Now that I have less and am striving for less, I find myself so much more satisfied with what I already have - a very counter-cultural concept. I am content. I love and enjoy the things I have instead of lusting after all the things I don't have. I banished my "wish list" - a document I would look over and maintain on my desktop. And forgoing needless browsing online has also helped to eliminate objects pulling at my heartstrings and wallet.
In addition to less shopping, I've been downsizing. I probably spent 3 hours having a fashion show in my closet a few weeks ago, deliberating over who stays and who goes. I couldn't go by the usual "have I worn this in the last couple of years?" because I was huge and pregnant last year and gained 20 pounds in Argentina the year before that. Now that I'm back to my normal size I was ready to make some cuts. The thing is, even if it fit me, I went a step further and pondered "am I really going to where this again, or am I just holding onto it because I spent money on it?" and "is it versatile enough?" If not, I let them go, and it felt great. I also took a few items to the tailor to be mended instead of buying new ones to replace them. Now when I look at my closet I see only the things that I really love and can wear easily. Less feels better.
This critical eye has moved through the house, editing every room and cupboard. Books, kitchen utensils, home decor - all of it - were on the chopping block. It feels so good to have less! Heck, if we were doing it all over I would have bought a smaller house and made due, but as it is we have a beautiful big home that God provided us for our growing family. While I fantasize about moving to a small loft in Spain and selling everything but a few suitcases of belongings, I will be content with and grateful for what I have.

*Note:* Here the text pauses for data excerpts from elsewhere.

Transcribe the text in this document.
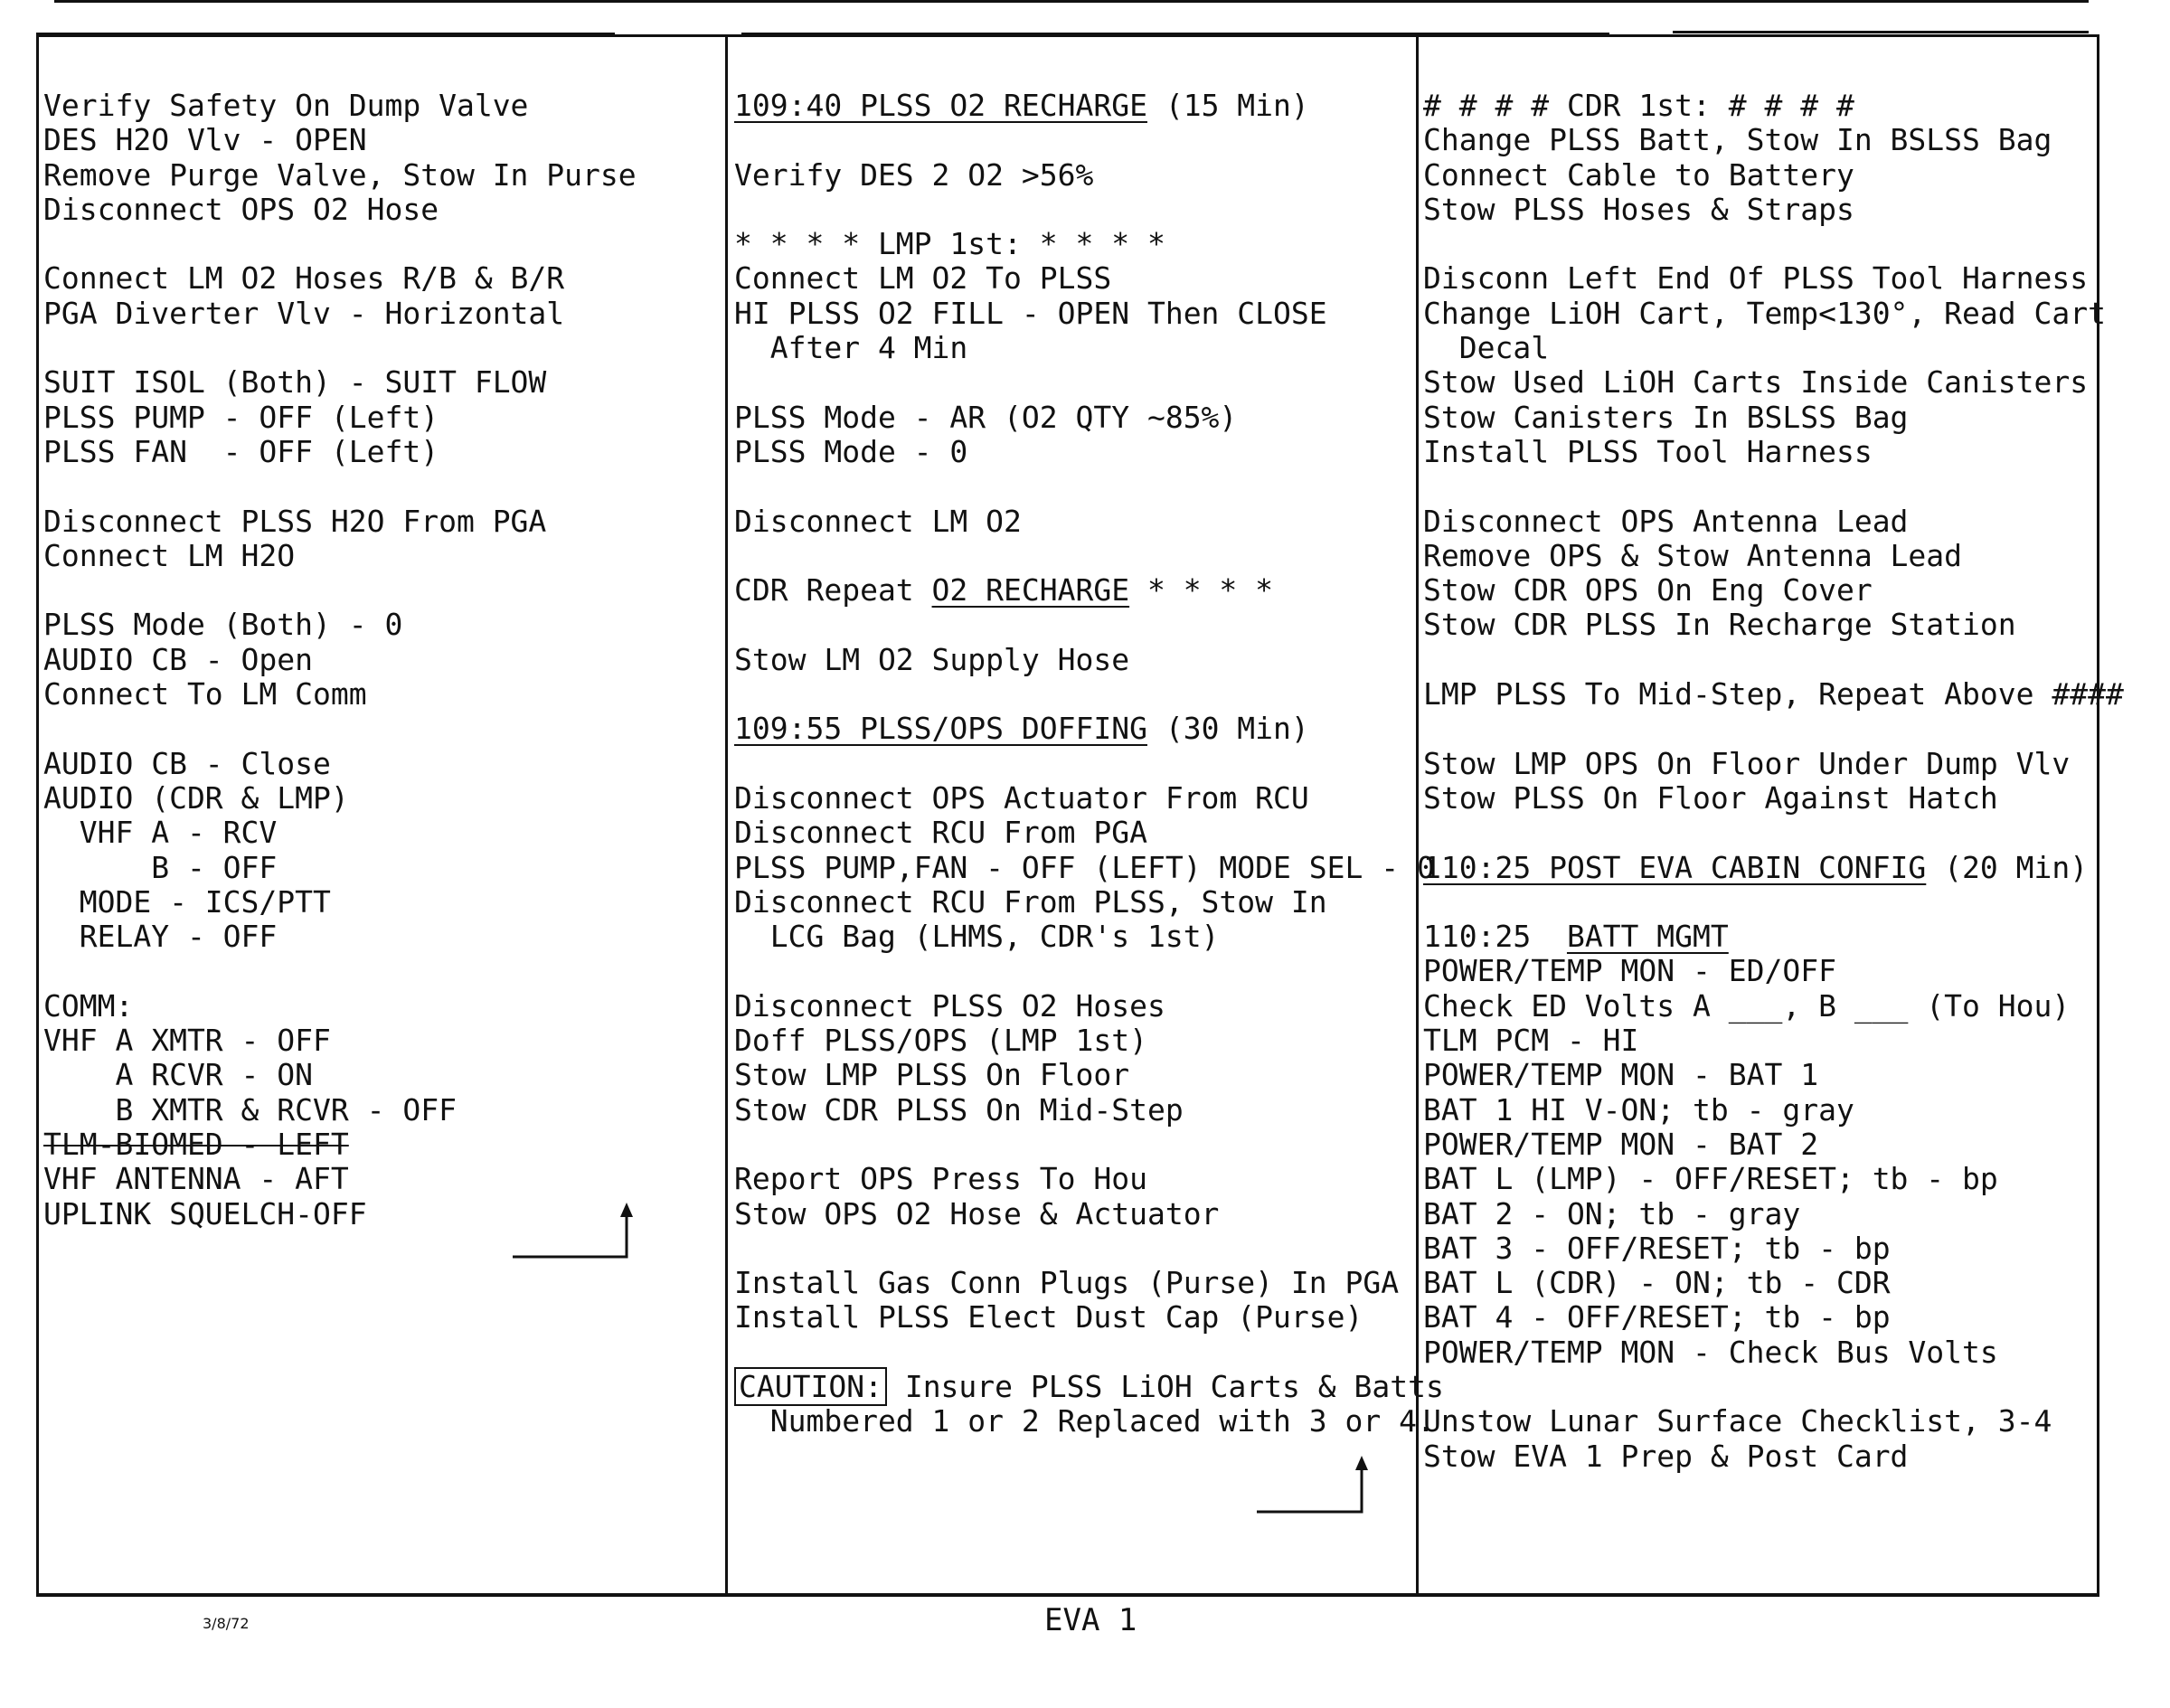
Verify Safety On Dump Valve
DES H2O Vlv - OPEN
Remove Purge Valve, Stow In Purse
Disconnect OPS O2 Hose
Connect LM O2 Hoses R/B & B/R
PGA Diverter Vlv - Horizontal
SUIT ISOL (Both) - SUIT FLOW
PLSS PUMP - OFF (Left)
PLSS FAN  - OFF (Left)
Disconnect PLSS H2O From PGA
Connect LM H2O
PLSS Mode (Both) - 0
AUDIO CB - Open
Connect To LM Comm
AUDIO CB - Close
AUDIO (CDR & LMP)
VHF A - RCV
B - OFF
MODE - ICS/PTT
RELAY - OFF
COMM:
VHF A XMTR - OFF
A RCVR - ON
B XMTR & RCVR - OFF
TLM-BIOMED - LEFT
VHF ANTENNA - AFT
UPLINK SQUELCH-OFF
109:40 PLSS O2 RECHARGE (15 Min)
Verify DES 2 O2 >56%
* * * * LMP 1st: * * * *
Connect LM O2 To PLSS
HI PLSS O2 FILL - OPEN Then CLOSE
After 4 Min
PLSS Mode - AR (O2 QTY ~85%)
PLSS Mode - 0
Disconnect LM O2
CDR Repeat O2 RECHARGE * * * *
Stow LM O2 Supply Hose
109:55 PLSS/OPS DOFFING (30 Min)
Disconnect OPS Actuator From RCU
Disconnect RCU From PGA
PLSS PUMP,FAN - OFF (LEFT) MODE SEL - 0
Disconnect RCU From PLSS, Stow In
LCG Bag (LHMS, CDR's 1st)
Disconnect PLSS O2 Hoses
Doff PLSS/OPS (LMP 1st)
Stow LMP PLSS On Floor
Stow CDR PLSS On Mid-Step
Report OPS Press To Hou
Stow OPS O2 Hose & Actuator
Install Gas Conn Plugs (Purse) In PGA
Install PLSS Elect Dust Cap (Purse)
CAUTION: Insure PLSS LiOH Carts & Batts
Numbered 1 or 2 Replaced with 3 or 4.
# # # # CDR 1st: # # # #
Change PLSS Batt, Stow In BSLSS Bag
Connect Cable to Battery
Stow PLSS Hoses & Straps
Disconn Left End Of PLSS Tool Harness
Change LiOH Cart, Temp<130°, Read Cart
Decal
Stow Used LiOH Carts Inside Canisters
Stow Canisters In BSLSS Bag
Install PLSS Tool Harness
Disconnect OPS Antenna Lead
Remove OPS & Stow Antenna Lead
Stow CDR OPS On Eng Cover
Stow CDR PLSS In Recharge Station
LMP PLSS To Mid-Step, Repeat Above ####
Stow LMP OPS On Floor Under Dump Vlv
Stow PLSS On Floor Against Hatch
110:25 POST EVA CABIN CONFIG (20 Min)
110:25  BATT MGMT
POWER/TEMP MON - ED/OFF
Check ED Volts A ___, B ___ (To Hou)
TLM PCM - HI
POWER/TEMP MON - BAT 1
BAT 1 HI V-ON; tb - gray
POWER/TEMP MON - BAT 2
BAT L (LMP) - OFF/RESET; tb - bp
BAT 2 - ON; tb - gray
BAT 3 - OFF/RESET; tb - bp
BAT L (CDR) - ON; tb - CDR
BAT 4 - OFF/RESET; tb - bp
POWER/TEMP MON - Check Bus Volts
Unstow Lunar Surface Checklist, 3-4
Stow EVA 1 Prep & Post Card
3/8/72	EVA 1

Since having a baby, our movie theater adventures are much less frequent. We don't even own a TV. But you know what? That's liberating, too. The hot tub that the former owners left us is something we enjoyed all winter long. I tend a garden. We go for bike rides. I make bouquets with flowers from our yard. We cook from scratch. We eat ice cream with fresh strawberries on our porch swing. We enjoy each other and a "slower" way of life. And it's awesome. I worried when we were transitioning into this lifestyle last year that we would be missing out on so much, but it was all for naught and I wouldn't have it any other way. For us, we are living the best life.
So even with less, I am full. I am satisfied and content and revel in my life. I've embraced our change in finances as a challenge and good stewardship practice, not a burden. I love the time we spend as a family not watching movies or in front of a TV. I love making delicious and healthy meals instead of going out. And I look forward to finding out where else I can do with less."
Are you ready to live a fuller, happier life with less? Are you ready to let go of those things in your life that do not contribute to the life you want?
This is not about owning x number of things or living in a tiny house - this is knowing the life you want and going after it. This is about being able to pursue the things you love, and if your home and belongings are not helping you get there, then it's time to say goodbye. It's time to sift.